Personal information
- Full name: Scott Crabbe
- Date of birth: 12 August 1968 (age 57)
- Place of birth: Edinburgh, Scotland
- Position: Striker

Youth career
- Tynecastle Boys Club

Senior career*
- Years: Team / Apps / (Gls)
- 1986–1992: Heart of Midlothian / 116 / (31)
- 1992–1997: Dundee United / 59 / (6)
- 1997–2000: Falkirk / 129 / (40)
- 2000–2001: Livingston / 31 / (5)
- 2000: → Cowdenbeath (loan) / 1 / (0)
- 2001: → Raith Rovers (loan) / 16 / (6)
- 2001–2002: Ayr United / 25 / (3)
- 2002–2004: Alloa Athletic / 45 / (5)
- 2004–2005: Albion Rovers / 25 / (2)
- 2005–2006: Raith Rovers / 39 / (2)
- 2006–2007: East Fife / 10 / (0)
- Total:  / 496 / (100)

International career
- 1989: Scotland U21 / 2 / (0)

Managerial career
- 2009-2010: East Fife (Assistant Manager)

= Scott Crabbe =

Scottish footballer (born 1968)

Scott Crabbe (born 12 August 1968 in Edinburgh) is a Scottish retired footballer. he played for several Scottish clubs, including Heart of Midlothian, Dundee United and Falkirk. He represented the Scotland under-21 team and was named SPFA Young Player of the Year in 1990.

==Career==

Crabbe started his career with Heart of Midlothian. He joined Hearts from Tynecastle Boys Club in 1986 and made his league debut against Clydebank in January 1987. He started as a midfielder but the switch to striker transformed his career. Becoming a regular first team player, he formed a successful striking partnership with John Robertson. He was selected for the Scotland under-21 team and awarded the Scottish PFA Young Player of the Year.

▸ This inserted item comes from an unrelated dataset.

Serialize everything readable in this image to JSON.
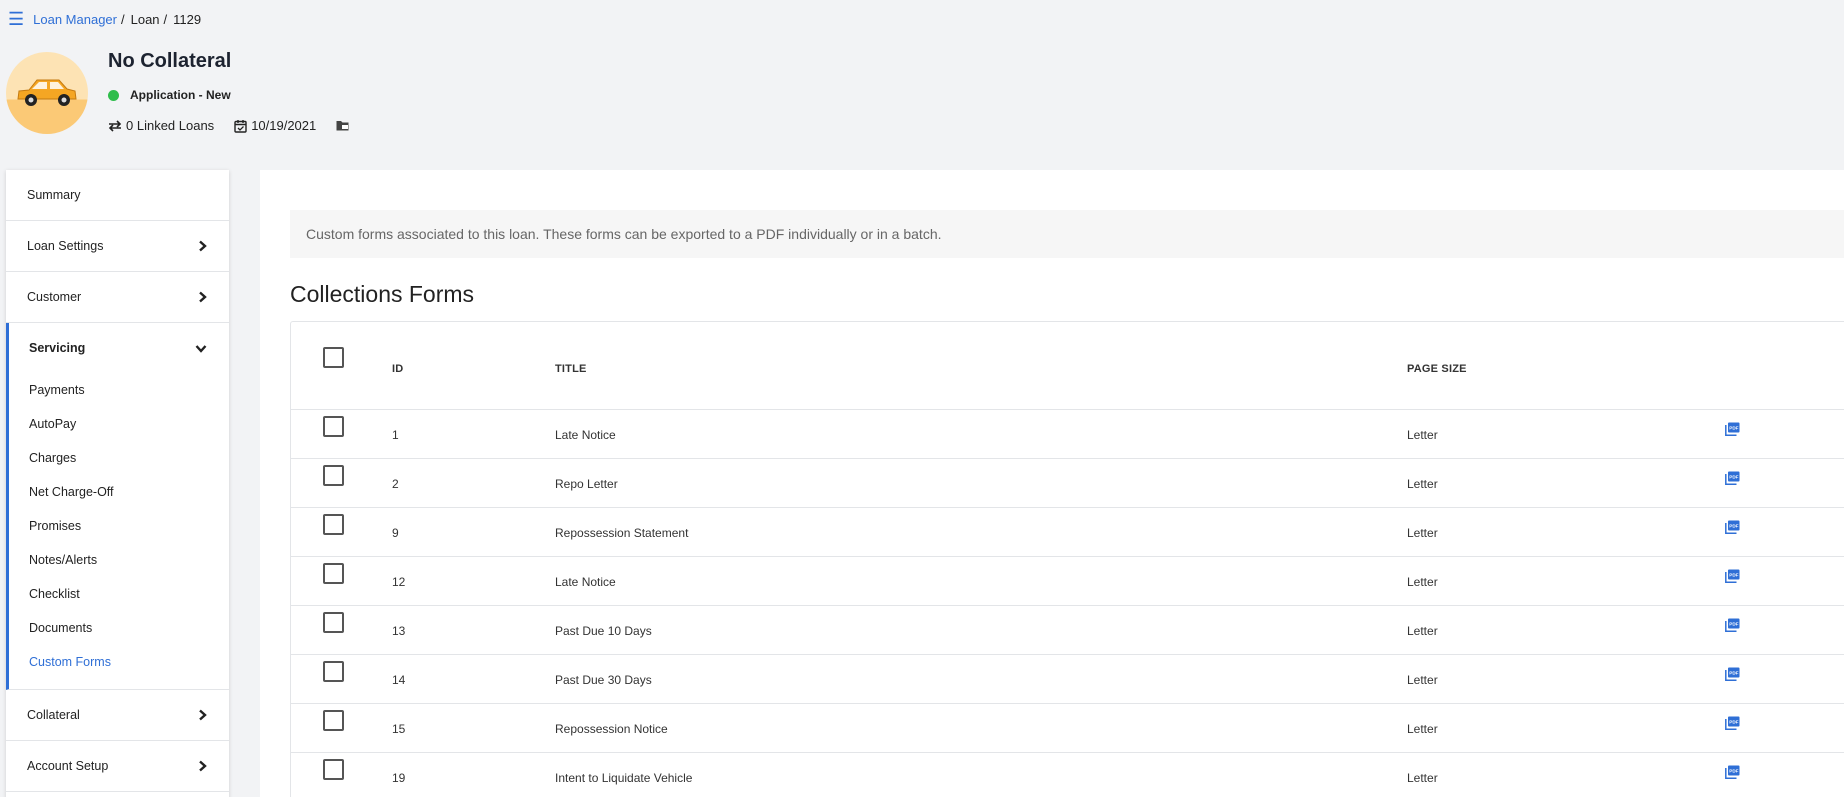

Crabbe left Hearts in 1992 to join Dundee United. His time at the club was disrupted by a broken leg which caused him to miss United's 1994 Scottish Cup win. In five years at the club, Crabbe played around sixty matches, scoring six goals.

In 1997, he joined Falkirk. Later that year he appeared in the Scottish Cup final against Kilmarnock, which Falkirk lost 1–0. Crabbe's next club was Livingston, where he was part of the team to win the First Division in 2000-01. Soon after, however, he moved to Ayr United after a brief spell at Raith Rovers on loan. At Ayr he was part of the team to make the run to the Scottish Cup Semi-Final against Celtic which Ayr lost 3–0. Crabbe himself put out former club Dundee United in the Quarter-Final.

He then went on to play for Alloa Athletic, Albion Rovers and Raith Rovers again, where he was released in the summer of 2006, subsequently joining East Fife in the Third Division. He retired on 1 June 2007 after making ten appearances for the club. He went into become strikers coach and assistant manager at East Fife then in 2010-11 season was replaced by team player Jason Dair therefore left the club.